Today we took the ferry from Port McNeill to the Village of Alert Bay on beautiful Cormorant Island, the settlement was named in 1860 after the Royal Navy ship HMS Alert, and was formerly a thriving fishing village. Today the heritage buildings and old village houses on the waterfront still resemble the early pioneer days, where a fish saltery was in 1870, it is also internationally renowned as a center for First Nation Culture. From the ferry dock we walked along the village boardwalk up the hill to one of Alert Bay’s most historic nature trails, the Alert Bay Ecological Park, where we walked the famous boardwalk and experienced the mystical surroundings. The Park was created on the remains of a fish cannery “lake” by damming a natural spring. The old growth stumps partially covered by water and other swamp plants are eerily beautiful. We meandered through old growth forests to the beach on the other side of the island, not another soul was on this trail with us.
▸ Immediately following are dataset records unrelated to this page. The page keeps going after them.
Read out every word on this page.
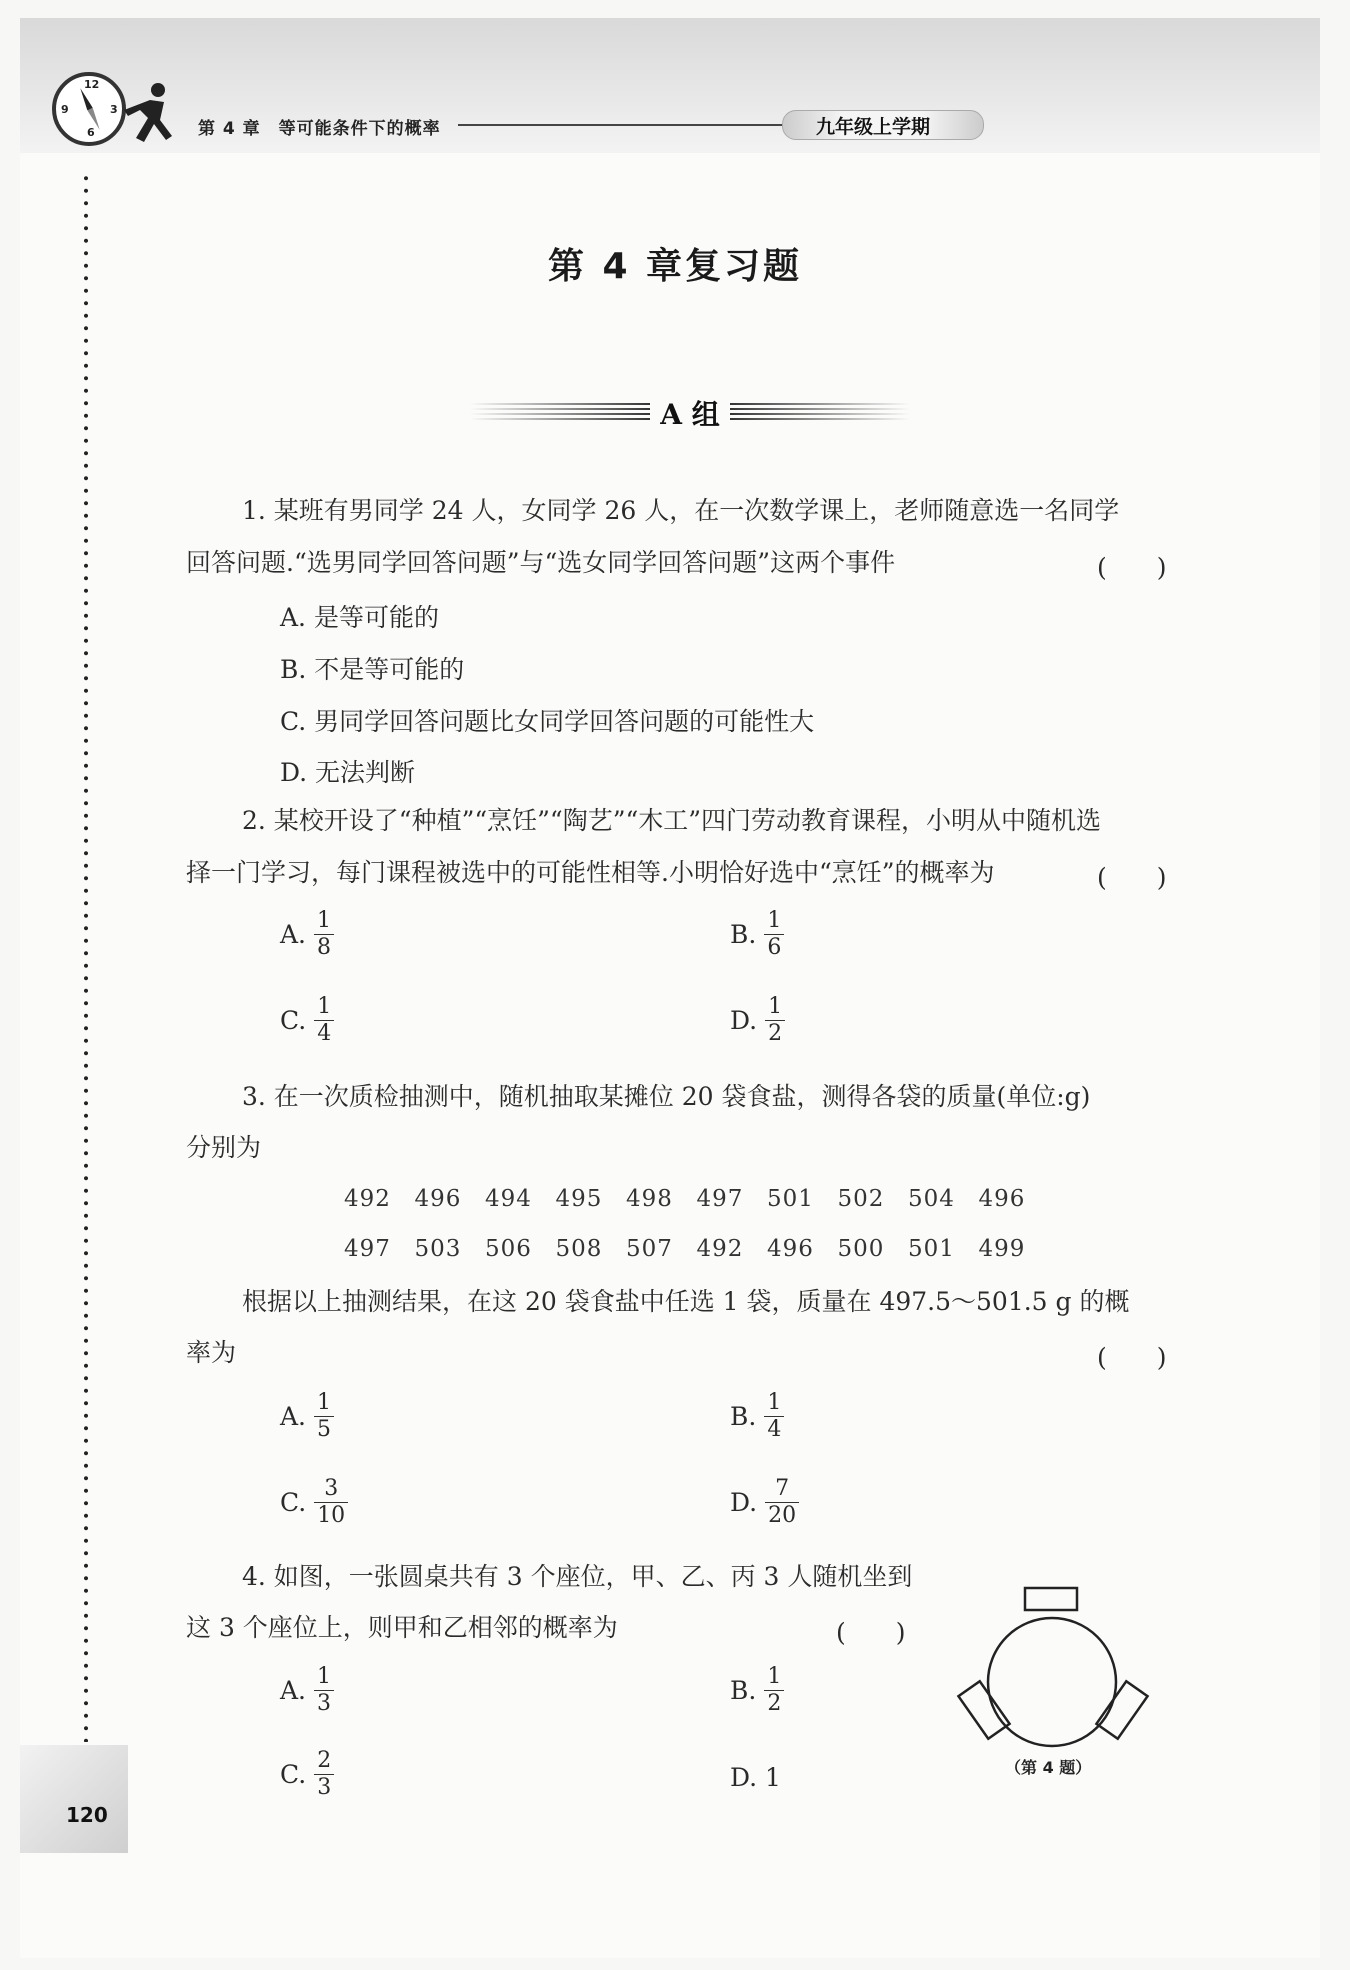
12
3
6
9
第 4 章　等可能条件下的概率	九年级上学期
第 4 章复习题
A 组
1. 某班有男同学 24 人，女同学 26 人，在一次数学课上，老师随意选一名同学
回答问题.“选男同学回答问题”与“选女同学回答问题”这两个事件	(　　)
A. 是等可能的
B. 不是等可能的
C. 男同学回答问题比女同学回答问题的可能性大
D. 无法判断
2. 某校开设了“种植”“烹饪”“陶艺”“木工”四门劳动教育课程，小明从中随机选
择一门学习，每门课程被选中的可能性相等.小明恰好选中“烹饪”的概率为	(　　)
A. $\frac{1}{8}$	B. $\frac{1}{6}$
C. $\frac{1}{4}$	D. $\frac{1}{2}$
3. 在一次质检抽测中，随机抽取某摊位 20 袋食盐，测得各袋的质量(单位:g)
分别为
492 496 494 495 498 497 501 502 504 496
497 503 506 508 507 492 496 500 501 499
根据以上抽测结果，在这 20 袋食盐中任选 1 袋，质量在 497.5～501.5 g 的概
率为	(　　)
A. $\frac{1}{5}$	B. $\frac{1}{4}$
C. $\frac{3}{10}$	D. $\frac{7}{20}$
4. 如图，一张圆桌共有 3 个座位，甲、乙、丙 3 人随机坐到
这 3 个座位上，则甲和乙相邻的概率为	(　　)
A. $\frac{1}{3}$	B. $\frac{1}{2}$
C. $\frac{2}{3}$	D. 1	（第 4 题）
120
As we left the Park walking toward the village we came upon the World’s largest Totem Pole, at 173 feet tall. The wooden tribal totem pole was built from two sections, one 163 feet tall and the other 10 feet. The figures on this totem pole represent the Sun Man, a whale, an old man, a wolf, the Thunderbird, a two- headed serpent, a bear holding a salmon, and a raven holding copper. It is supported by wires to hold it up and stands all on its own in a field near the museum.Then we visited the museum at the U’mista Cultural Center. In 1921, the BC Government confiscated many items including wooden masks, copper shields, and dance regalia in an effort to stop the potlatch custom of dance, song, and wealth. During the 1970s and 80s, the local First Nations regained their possessions, and the returned artifacts are housed in this museum. Up to half of the village’s residents are First Nations people. It is a fascinating place to visit to experience so many of their beautifully made artifacts.